A matter of perspective-Cutting-edge technology-driven urine proteome in COVID-19.

In a recent issue of Nature Communications, we highlighted in-depth urine proteomic research in which significant immunosuppression was revealed in early SARS-CoV-2- infected patients 1. The application of urine in mapping the landscape of molecular changes closely associated with human diseases has been widely accepted. Herein, we take a systematic review of the published article from the perspective of both methodology and clinical significance.

In a recent issue of Nature Communications, we highlighted in-depth urine proteomic research in which significant immunosuppression was revealed in early SARS-CoV-2-infected patients. The application of urine in mapping the landscape of molecular changes closely associated with human diseases has been widely accepted. Herein, we take a systematic review of the published article from the perspective of both methodology and clinical significance.

Sophisticated cutting-edge mass spectrometry-based urine proteomic technology

Urine has been recognized as an ideal source for biomarker identification largely owing to its sensitivity to homeostasis. It may reflect alterations for both systemic and primary renal diseases at an early stage.2, 3, 4 One of the most crucial points in successful urine proteomic evaluation depends on qualitative and quantitative accuracy of the approach. According to different quantitative strategies, proteomic technology can be divided into two types of acquisition: data-dependent acquisition (DDA) and data-independent acquisition (DIA). While DDA only allows limited peptide ions with stronger signals to enter the secondary mass spectrum for fragmentation analysis, DIA divides the entire scan range of the mass spectrum into several windows and performs high-speed and circular analysis of all of the ions in each window. With data availability greatly improved, DIA is widely accepted as being superior to DDA in terms of the number of identified proteins, repeatability, and quantitative accuracy. , However, traditional DIA may make the spectrogram highly complex, which can bring great challenges to data analysis. Thus, certain disputes regarding its quantitative reliability remain.

In response to this problem, we applied the most advanced 4D-DIA (dia-PASEF) approach to reveal the urine proteomic pattern of the clinical cohorts. It is well-known that four-dimensional (4D) proteomics demonstrates enhanced scanning speed and detection sensitivity with the addition of ion mobility separation to the traditional 3D proteomics (retention time, m/z, and intensity). By innovatively combining the advantages of 4D proteomics and DIA technology, the 4D-DIA approach has attracted increasing attention in recent years.
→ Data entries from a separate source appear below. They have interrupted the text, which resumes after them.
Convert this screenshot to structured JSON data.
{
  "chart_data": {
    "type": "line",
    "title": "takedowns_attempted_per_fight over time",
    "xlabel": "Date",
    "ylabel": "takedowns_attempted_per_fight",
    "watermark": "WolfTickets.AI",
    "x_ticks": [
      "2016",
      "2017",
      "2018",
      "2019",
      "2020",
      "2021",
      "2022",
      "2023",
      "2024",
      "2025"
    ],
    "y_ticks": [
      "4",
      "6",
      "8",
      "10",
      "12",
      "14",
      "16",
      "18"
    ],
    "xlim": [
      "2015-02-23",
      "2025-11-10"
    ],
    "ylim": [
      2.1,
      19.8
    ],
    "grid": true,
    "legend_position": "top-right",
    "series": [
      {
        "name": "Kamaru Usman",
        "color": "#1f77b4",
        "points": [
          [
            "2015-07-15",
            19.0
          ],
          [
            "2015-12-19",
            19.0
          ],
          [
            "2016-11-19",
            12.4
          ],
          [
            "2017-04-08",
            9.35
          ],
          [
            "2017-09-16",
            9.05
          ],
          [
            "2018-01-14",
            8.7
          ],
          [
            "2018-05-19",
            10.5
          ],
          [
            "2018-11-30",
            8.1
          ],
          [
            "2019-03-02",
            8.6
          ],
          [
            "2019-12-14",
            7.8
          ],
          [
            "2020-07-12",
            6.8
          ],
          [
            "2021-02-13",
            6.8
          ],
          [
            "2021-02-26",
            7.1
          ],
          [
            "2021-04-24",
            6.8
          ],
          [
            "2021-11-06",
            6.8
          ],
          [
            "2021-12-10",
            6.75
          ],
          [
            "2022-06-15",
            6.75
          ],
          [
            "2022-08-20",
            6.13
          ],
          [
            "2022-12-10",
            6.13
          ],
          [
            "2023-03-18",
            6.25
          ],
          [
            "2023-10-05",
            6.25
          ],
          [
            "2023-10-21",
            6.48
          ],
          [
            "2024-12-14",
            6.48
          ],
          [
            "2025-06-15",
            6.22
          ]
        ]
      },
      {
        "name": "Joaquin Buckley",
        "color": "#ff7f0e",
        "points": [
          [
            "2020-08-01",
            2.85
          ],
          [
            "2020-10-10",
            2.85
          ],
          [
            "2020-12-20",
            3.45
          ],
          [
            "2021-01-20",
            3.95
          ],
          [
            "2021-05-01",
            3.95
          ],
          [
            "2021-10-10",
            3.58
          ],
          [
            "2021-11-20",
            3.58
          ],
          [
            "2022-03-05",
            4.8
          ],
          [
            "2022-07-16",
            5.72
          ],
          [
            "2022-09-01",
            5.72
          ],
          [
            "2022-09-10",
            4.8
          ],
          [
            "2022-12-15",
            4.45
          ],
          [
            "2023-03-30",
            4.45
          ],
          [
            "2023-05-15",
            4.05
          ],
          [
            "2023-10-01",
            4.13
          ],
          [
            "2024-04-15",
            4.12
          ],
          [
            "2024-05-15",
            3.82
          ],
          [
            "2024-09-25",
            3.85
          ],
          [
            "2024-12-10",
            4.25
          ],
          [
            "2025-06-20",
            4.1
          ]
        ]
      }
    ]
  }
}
It not only overcomes the original disadvantages of DIA, but it also achieves improved protein identification ability, detection sensitivity, and data integrity. A new-generation technique, 4D-DIA is a comprehensive upgrade of DIA strategy, and it has broad application prospects in future proteomic research.

Notably, a recent third-party report comprehensively evaluated our data quality from multiple perspectives, including but not limited to the width of chromatographic peak, the extraction range of XIC, and the number of data points per peak (DPPP). All of the evidence pointed to the favorable quantitative stability, data integrity, and coverage of our approach. The spectral library containing 6,346 proteins was established with high reliability under the strictest triple FDR quality control (PSM, peptide, and protein) at 1%. While the previous urine proteome was usually maintained at a coverage of 1000–2000 proteins, the current study achieves up to 3,500 proteins, which represents the highest level, to the best of our knowledge.

Clinical Insights into COVID-19 from the immunosuppressive urine proteomic pattern

According to the proteomic pattern of COVID-19 patients, the total number of down-regulated proteins, mainly involved in immune response and tight junction formation, was 10 times greater than that of up-regulated proteins. Distinct from other respiratory viruses, increasing evidence has revealed that SARS-CoV-2 is extremely “tricky”, which may subvert any traditional cognition of virologists and immunologists. , It is noteworthy that another study published on the same day in Nature Communications reported a similar immunosuppressive pattern of SARS-CoV-2. Specifically, massive innate immune pathways like toll-like receptors and interleukin and chemokine signaling demonstrate an attenuated response to the virus. Other studies found that COVID-induced organ dysfunction is predominantly mediated by immunosuppression and endothelial activation, rather than by significant inflammatory cytokine elevation. , When cytokines are not highly produced, the efficiency of immunomodulatory therapy can be very limited and should be re-evaluated. Supporting evidence can be found in a recent clinical study, in which it was reported that there was no difference in the primary outcomes between tocilizumab (targeting interleukin-6) and placebo in COVID-19 patients.

Considering all of the factors, including results from our ongoing research, other peer-reviewed publications, and also valuable successful experiences from our cooperative clinicians on the front line, it is advisable to enhance immunity at the early stage of COVID-19 infection. Early intervention can be very helpful in repairing the damaged tissues and improving metabolic functions. Alternative effective attempts may contain appropriate nutritional supplementation and close observation of immune functions. With the ultimate goal of winning the fight against the pandemic, the current study provides important insights into developing more precise therapeutic intervention strategies at different stages of disease progression.

Declaration of competing interest

The authors declare no conflict of interests.